The dream of the citizens of Martina to depend on the state without a feudal lord (free village) did not last long. In fact in the fourteenth century in Martina periods of feudal power alternated with state power. A feudal power that was strengthened in the following centuries with games of alliances between feudal lords and some enterprising local families who were able, to the detriment of the community, to appropriate the ancient Terre Universali (universal lands) precious for agro-forestry-pastoral exploitation. So, over the centuries,
several feudal families ruled the city, from the Del Tocco, the first feudal lords of Martina, to the Del Balzo Orsini, among the most
powerful Apulian families up to the Caracciolo family, with whom Martina became a duchy from 1507 to 1806, the year in which feudalism was abolished.

Today few remains of the medieval city remain.
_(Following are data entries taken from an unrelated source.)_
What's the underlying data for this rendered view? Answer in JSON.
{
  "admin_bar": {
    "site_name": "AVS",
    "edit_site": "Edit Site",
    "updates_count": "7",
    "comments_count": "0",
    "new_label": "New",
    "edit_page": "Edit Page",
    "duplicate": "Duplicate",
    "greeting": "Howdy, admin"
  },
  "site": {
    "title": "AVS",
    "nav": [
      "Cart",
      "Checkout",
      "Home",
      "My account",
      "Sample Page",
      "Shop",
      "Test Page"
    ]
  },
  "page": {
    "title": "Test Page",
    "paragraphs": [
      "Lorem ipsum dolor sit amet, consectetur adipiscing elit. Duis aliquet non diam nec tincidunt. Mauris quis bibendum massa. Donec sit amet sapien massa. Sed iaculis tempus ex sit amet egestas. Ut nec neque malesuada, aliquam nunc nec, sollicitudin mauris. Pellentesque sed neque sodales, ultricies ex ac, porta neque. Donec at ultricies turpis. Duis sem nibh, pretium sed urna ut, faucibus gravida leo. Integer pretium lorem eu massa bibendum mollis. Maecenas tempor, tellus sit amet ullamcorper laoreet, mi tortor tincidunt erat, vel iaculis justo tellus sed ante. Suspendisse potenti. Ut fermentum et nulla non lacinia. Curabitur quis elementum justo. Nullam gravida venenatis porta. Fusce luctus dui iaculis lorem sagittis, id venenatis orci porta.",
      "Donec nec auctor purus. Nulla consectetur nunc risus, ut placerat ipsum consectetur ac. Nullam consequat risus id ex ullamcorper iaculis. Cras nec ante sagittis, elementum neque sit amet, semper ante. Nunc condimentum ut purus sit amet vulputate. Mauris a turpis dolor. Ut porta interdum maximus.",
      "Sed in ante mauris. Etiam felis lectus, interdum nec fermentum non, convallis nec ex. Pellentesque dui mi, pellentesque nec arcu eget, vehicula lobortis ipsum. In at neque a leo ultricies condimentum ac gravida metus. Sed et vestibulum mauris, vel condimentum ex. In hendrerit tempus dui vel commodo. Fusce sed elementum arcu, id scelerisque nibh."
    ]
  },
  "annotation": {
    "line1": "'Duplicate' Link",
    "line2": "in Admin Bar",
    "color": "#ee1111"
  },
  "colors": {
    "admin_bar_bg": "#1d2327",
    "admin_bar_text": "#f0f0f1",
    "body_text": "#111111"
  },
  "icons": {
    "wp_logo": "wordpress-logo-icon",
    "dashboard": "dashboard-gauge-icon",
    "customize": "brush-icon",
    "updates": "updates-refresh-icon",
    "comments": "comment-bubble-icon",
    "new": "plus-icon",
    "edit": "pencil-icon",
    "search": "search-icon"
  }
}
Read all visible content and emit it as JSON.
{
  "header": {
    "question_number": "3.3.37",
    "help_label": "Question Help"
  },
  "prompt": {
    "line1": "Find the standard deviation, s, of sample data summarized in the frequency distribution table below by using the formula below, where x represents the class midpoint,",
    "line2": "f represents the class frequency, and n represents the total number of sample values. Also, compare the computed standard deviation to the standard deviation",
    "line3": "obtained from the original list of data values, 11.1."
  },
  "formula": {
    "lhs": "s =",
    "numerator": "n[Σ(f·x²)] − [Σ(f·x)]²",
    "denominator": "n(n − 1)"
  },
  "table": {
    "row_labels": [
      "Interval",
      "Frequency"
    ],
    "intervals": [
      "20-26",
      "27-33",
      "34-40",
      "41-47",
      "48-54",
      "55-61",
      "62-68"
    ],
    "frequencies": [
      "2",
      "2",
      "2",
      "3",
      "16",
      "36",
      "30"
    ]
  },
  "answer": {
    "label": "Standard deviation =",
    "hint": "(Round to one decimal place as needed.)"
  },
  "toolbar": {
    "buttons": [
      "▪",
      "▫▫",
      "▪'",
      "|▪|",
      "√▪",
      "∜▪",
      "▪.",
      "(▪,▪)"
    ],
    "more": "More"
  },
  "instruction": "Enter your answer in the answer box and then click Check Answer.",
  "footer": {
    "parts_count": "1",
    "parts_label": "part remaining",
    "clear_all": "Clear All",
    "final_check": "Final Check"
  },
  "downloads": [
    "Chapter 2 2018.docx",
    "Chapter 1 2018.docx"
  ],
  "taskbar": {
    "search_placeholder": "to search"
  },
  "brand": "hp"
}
Something of the urban layout, the bell tower of the Mother Church, the city towers, some toponyms and many words of dialectal language. The seventeenth and eighteenth centuries saw the emergence of Baroque and Rococo art respectively. It was especially in the eighteenth century that the city underwent an architectural renewal also following the structural damage caused by the earthquake of 1743 which affected the entire Terra d'Otranto (the territory between the current provinces of Taranto, Brindisi and Lecce). Many buildings were demolished and rebuilt, especially the most important churches.

This is the case of the old Romanesque collegiate church dedicated to the patron saint Martino of Tours, which was rebuilt in its current Baroque forms with the imposing and dizzying facade; today the church is Basilica. This was the case of the conventual churches extramoenia and intramoenia, whose remote past is recognizable in the cloisters and adjacent convents. Above all, civil architecture was affirmed, with elegant buildings adorned with Rococo decorations made by skilled artisans. Among the civil architecture, the most imposing is undoubtedly the Ducal Palace of the Caracciolo dukes, built in the most interesting stylistically parts between the 17th and 18th centuries after the demolition of the old Orsini del Balzo castle. The Mannerist palace for monumentality and style is the exaltation of the power of the Caracciolo dukes over the city. In the Piano Nobile of the palace it is possible to admire on the walls the tempera paintings of the eighteenth century by the Francavillese painter Domenico Carella who, inspired by the great artistic signatures, reproduces in rococo style biblical, courteous and mythological scenes, themes then painted in many noble palaces of the city.